I just made an app to help me mastering the OLL. I've been cubing since 2008, barely sub 20 but even until now haven't successfully master all OLL case. Therefore I design a straightforward OLL Trainer app to control which OLL case you're currently practicing, randomize your selection and give you the scramble to generate that particular OLL pattern. This way, you can also train your reflex when encounter the pattern you're currently train.

The app itself is supposed to be intuitive. You select several OLL in first page and in the second (timer page) it will randomize the case you've selected in the first page. I also put timer for you to know how long your execution time.
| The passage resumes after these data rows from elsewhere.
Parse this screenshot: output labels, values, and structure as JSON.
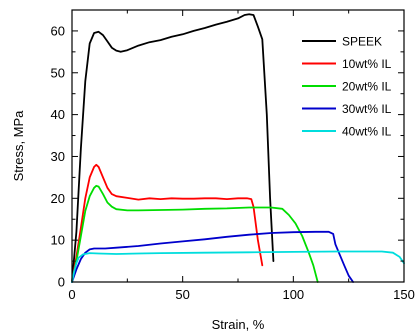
{
  "chart_data": {
    "type": "line",
    "title": "",
    "xlabel": "Strain, %",
    "ylabel": "Stress, MPa",
    "xlim": [
      0,
      150
    ],
    "ylim": [
      0,
      65
    ],
    "xticks": [
      0,
      50,
      100,
      150
    ],
    "yticks": [
      0,
      10,
      20,
      30,
      40,
      50,
      60
    ],
    "x_minor_step": 25,
    "y_minor_step": 5,
    "grid": false,
    "legend_position": "top-right",
    "series": [
      {
        "name": "SPEEK",
        "color": "#000000",
        "points": [
          [
            0,
            0
          ],
          [
            2,
            12
          ],
          [
            4,
            32
          ],
          [
            6,
            48
          ],
          [
            8,
            57
          ],
          [
            10,
            59.5
          ],
          [
            12,
            59.8
          ],
          [
            14,
            59
          ],
          [
            16,
            57.5
          ],
          [
            18,
            56
          ],
          [
            20,
            55.3
          ],
          [
            22,
            55
          ],
          [
            25,
            55.4
          ],
          [
            30,
            56.5
          ],
          [
            35,
            57.3
          ],
          [
            40,
            57.8
          ],
          [
            45,
            58.6
          ],
          [
            50,
            59.2
          ],
          [
            55,
            60
          ],
          [
            60,
            60.7
          ],
          [
            65,
            61.5
          ],
          [
            70,
            62.2
          ],
          [
            75,
            63
          ],
          [
            78,
            63.8
          ],
          [
            80,
            64
          ],
          [
            82,
            63.8
          ],
          [
            84,
            61
          ],
          [
            86,
            58
          ],
          [
            88,
            40
          ],
          [
            89.5,
            20
          ],
          [
            91,
            5
          ]
        ]
      },
      {
        "name": "10wt% IL",
        "color": "#ff0000",
        "points": [
          [
            0,
            0
          ],
          [
            2,
            6
          ],
          [
            4,
            13
          ],
          [
            6,
            20
          ],
          [
            8,
            25
          ],
          [
            10,
            27.5
          ],
          [
            11,
            28
          ],
          [
            12,
            27.5
          ],
          [
            14,
            25
          ],
          [
            16,
            22.5
          ],
          [
            18,
            21
          ],
          [
            20,
            20.5
          ],
          [
            25,
            20.1
          ],
          [
            30,
            19.7
          ],
          [
            35,
            20
          ],
          [
            40,
            19.8
          ],
          [
            45,
            20
          ],
          [
            50,
            19.9
          ],
          [
            55,
            19.9
          ],
          [
            60,
            20
          ],
          [
            65,
            20
          ],
          [
            70,
            19.8
          ],
          [
            75,
            20
          ],
          [
            79,
            20
          ],
          [
            81,
            19.8
          ],
          [
            82,
            18
          ],
          [
            84,
            10
          ],
          [
            86,
            4
          ]
        ]
      },
      {
        "name": "20wt% IL",
        "color": "#00dd00",
        "points": [
          [
            0,
            0
          ],
          [
            2,
            5
          ],
          [
            4,
            11
          ],
          [
            6,
            17
          ],
          [
            8,
            20.5
          ],
          [
            10,
            22.5
          ],
          [
            11,
            23
          ],
          [
            12,
            22.8
          ],
          [
            14,
            21
          ],
          [
            16,
            19
          ],
          [
            18,
            18
          ],
          [
            20,
            17.4
          ],
          [
            25,
            17.1
          ],
          [
            30,
            17.1
          ],
          [
            40,
            17.2
          ],
          [
            50,
            17.3
          ],
          [
            60,
            17.5
          ],
          [
            70,
            17.6
          ],
          [
            80,
            17.8
          ],
          [
            90,
            17.8
          ],
          [
            95,
            17.5
          ],
          [
            98,
            16
          ],
          [
            101,
            14
          ],
          [
            104,
            11
          ],
          [
            107,
            7
          ],
          [
            109,
            4
          ],
          [
            111,
            0
          ]
        ]
      },
      {
        "name": "30wt% IL",
        "color": "#0000cc",
        "points": [
          [
            0,
            0
          ],
          [
            2,
            3
          ],
          [
            4,
            5.5
          ],
          [
            6,
            7
          ],
          [
            8,
            7.8
          ],
          [
            10,
            8
          ],
          [
            15,
            8
          ],
          [
            20,
            8.2
          ],
          [
            30,
            8.6
          ],
          [
            40,
            9.2
          ],
          [
            50,
            9.7
          ],
          [
            60,
            10.2
          ],
          [
            70,
            10.8
          ],
          [
            80,
            11.3
          ],
          [
            90,
            11.7
          ],
          [
            100,
            11.9
          ],
          [
            110,
            12
          ],
          [
            116,
            12
          ],
          [
            118,
            11.5
          ],
          [
            119,
            9
          ],
          [
            121,
            6.5
          ],
          [
            123,
            4
          ],
          [
            125,
            1.5
          ],
          [
            127,
            0
          ]
        ]
      },
      {
        "name": "40wt% IL",
        "color": "#00dddd",
        "points": [
          [
            0,
            0
          ],
          [
            1,
            2.5
          ],
          [
            2,
            4.5
          ],
          [
            3,
            5.8
          ],
          [
            5,
            6.6
          ],
          [
            8,
            6.9
          ],
          [
            12,
            6.8
          ],
          [
            20,
            6.7
          ],
          [
            30,
            6.8
          ],
          [
            40,
            6.9
          ],
          [
            60,
            7
          ],
          [
            80,
            7.1
          ],
          [
            100,
            7.2
          ],
          [
            120,
            7.3
          ],
          [
            140,
            7.3
          ],
          [
            145,
            7
          ],
          [
            148,
            6
          ],
          [
            150,
            4.5
          ]
        ]
      }
    ]
  }
}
Let me know whether there’s a minor tweak I can do to make the app better. It will be revised in next update (soon).

You can find this app in google play for FREE (no ads, no in app, no catch). However, please consider spare your time to give rating and write a nice review. It will helped a lot.

CLICK HERE TO DOWNLOAD (via google play)


----------



## mns112 (Oct 28, 2014)

Can you make one for Cll and other stuff and put it i the app?
You could the call it last layer trainer(LLT)


----------



## JimmyTheCuber (Oct 28, 2014)

Make a version where pll, oll, cll, etc are all in 1 app


----------



## JonathanH (Oct 28, 2014)

Ooooh I would love some C(O)LLs, or even ZBLLs


----------



## VirKill (Oct 29, 2014)

Whoaa, so much to add. I dont think I have time for that, though.. 

It will be easier if I make separate apps for it.


----------



## mns112 (Oct 29, 2014)

instead of inversing the scramble why dont you truly make random moves resulting in an oll case like kingen timer


----------